A senior lawyer for Yvelines Council Mr Kauffmann stated, “All decisions of the County Council pass the control of legality of the prefecture.” Mr Bedier and DRAC (French Department of Cultural Affiairs) publicly agreed to be bound by the Prefet’s final decision.
The whole project was therefore re-investigated by the Regional Governor’s office which has spent almost six months re-looking into the affair from a legal perspective. The long awaited deliberation arrived after consultation with all Government bodies, including the Ministry of Defence, Army, Ordnance Department, Mayor, Gendarmerie, Police etc.
As one of the last things he did before moving on to a more senior Government post, Prefet Morvan repeated his authorisation giving the tank to Mr Sterne for display in Normandy, and he confirmed that this tank will not become a State-claimed trophy of war.
The fate of Tiger 124 in August 1944 is reasonably well known. During the retreat of the German army towards Paris and the river Seine the King Tiger IIs of the 101st SS Heavy Panzer Battalion were at the forefront of the fighting. Whilst in combat near the small French town of Fontenay St. Pere, Tiger 124, commanded by Fritz Zahnner, was retreating into a wooded area along a road when it came under attack by US fighter-bombers. It was fired upon and fell into a shell crater at which point the crew bailed out, leaving the tank to be destroyed later by advancing Allied soldiers. The turret of Tiger 124 was blown off and the barrel was removed leaving the body in the road and the turret in the ditch nearby.
A year later, when the road was being repaired, it was simply easier to push the remains of the Tiger into the shell hole and build the road over it, than it was to remove it.
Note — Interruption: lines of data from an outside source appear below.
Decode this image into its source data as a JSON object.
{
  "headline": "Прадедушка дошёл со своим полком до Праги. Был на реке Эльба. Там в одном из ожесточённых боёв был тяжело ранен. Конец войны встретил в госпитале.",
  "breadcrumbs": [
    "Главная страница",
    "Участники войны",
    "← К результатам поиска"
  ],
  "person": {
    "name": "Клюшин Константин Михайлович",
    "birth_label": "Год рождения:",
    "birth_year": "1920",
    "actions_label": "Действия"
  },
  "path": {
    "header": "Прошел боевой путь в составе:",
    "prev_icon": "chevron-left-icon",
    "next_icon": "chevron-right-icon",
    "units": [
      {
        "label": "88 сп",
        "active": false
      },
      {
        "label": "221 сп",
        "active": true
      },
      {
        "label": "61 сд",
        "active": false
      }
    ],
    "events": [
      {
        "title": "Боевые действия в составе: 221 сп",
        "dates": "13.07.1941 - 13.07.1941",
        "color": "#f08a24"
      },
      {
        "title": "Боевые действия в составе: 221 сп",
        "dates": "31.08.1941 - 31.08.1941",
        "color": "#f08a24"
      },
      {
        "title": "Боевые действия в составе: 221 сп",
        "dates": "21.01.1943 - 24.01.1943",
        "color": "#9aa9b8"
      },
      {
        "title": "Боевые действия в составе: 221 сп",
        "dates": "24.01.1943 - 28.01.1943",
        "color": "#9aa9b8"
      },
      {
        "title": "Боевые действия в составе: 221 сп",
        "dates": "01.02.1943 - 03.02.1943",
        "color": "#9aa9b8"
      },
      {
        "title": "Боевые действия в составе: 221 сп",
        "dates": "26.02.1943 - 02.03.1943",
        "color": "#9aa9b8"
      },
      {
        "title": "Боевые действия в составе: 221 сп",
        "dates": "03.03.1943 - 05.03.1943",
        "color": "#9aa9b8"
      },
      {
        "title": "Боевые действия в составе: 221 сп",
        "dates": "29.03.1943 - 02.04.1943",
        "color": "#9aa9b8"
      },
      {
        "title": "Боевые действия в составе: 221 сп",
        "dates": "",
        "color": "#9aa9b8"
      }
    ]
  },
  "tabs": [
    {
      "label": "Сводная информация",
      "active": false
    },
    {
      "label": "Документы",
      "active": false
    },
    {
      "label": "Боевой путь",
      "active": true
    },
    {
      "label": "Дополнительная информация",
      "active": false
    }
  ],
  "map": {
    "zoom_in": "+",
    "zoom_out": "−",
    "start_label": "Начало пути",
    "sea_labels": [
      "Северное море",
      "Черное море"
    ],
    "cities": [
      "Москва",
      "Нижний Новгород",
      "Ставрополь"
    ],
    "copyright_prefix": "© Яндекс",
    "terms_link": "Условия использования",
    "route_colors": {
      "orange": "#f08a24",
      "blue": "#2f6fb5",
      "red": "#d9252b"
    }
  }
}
Mr Sterne stated, “It has been a long time of negotiation and it was important that we spoke to everybody who could have an interest. In particular we made sure that the council also informed everyone - including the French department of DRAC back in 2017. We want to put this tank in a new museum - on display for the public, so we have worked with the authorities to ensure they were happy with what we were doing. This is a rare historical item and we have given firm assurances that it will remain in France - on public display.”
Part of the tank's turret was recovered from the side of the road 17 years ago but then the turret has stayed in a local garden ever since - but new changes in French law prohibit the private ownership of armoured items like this, so it too must go into a museum.
The recovery work is scheduled to begin later this year. www.maisybattery.com will post more details in the future.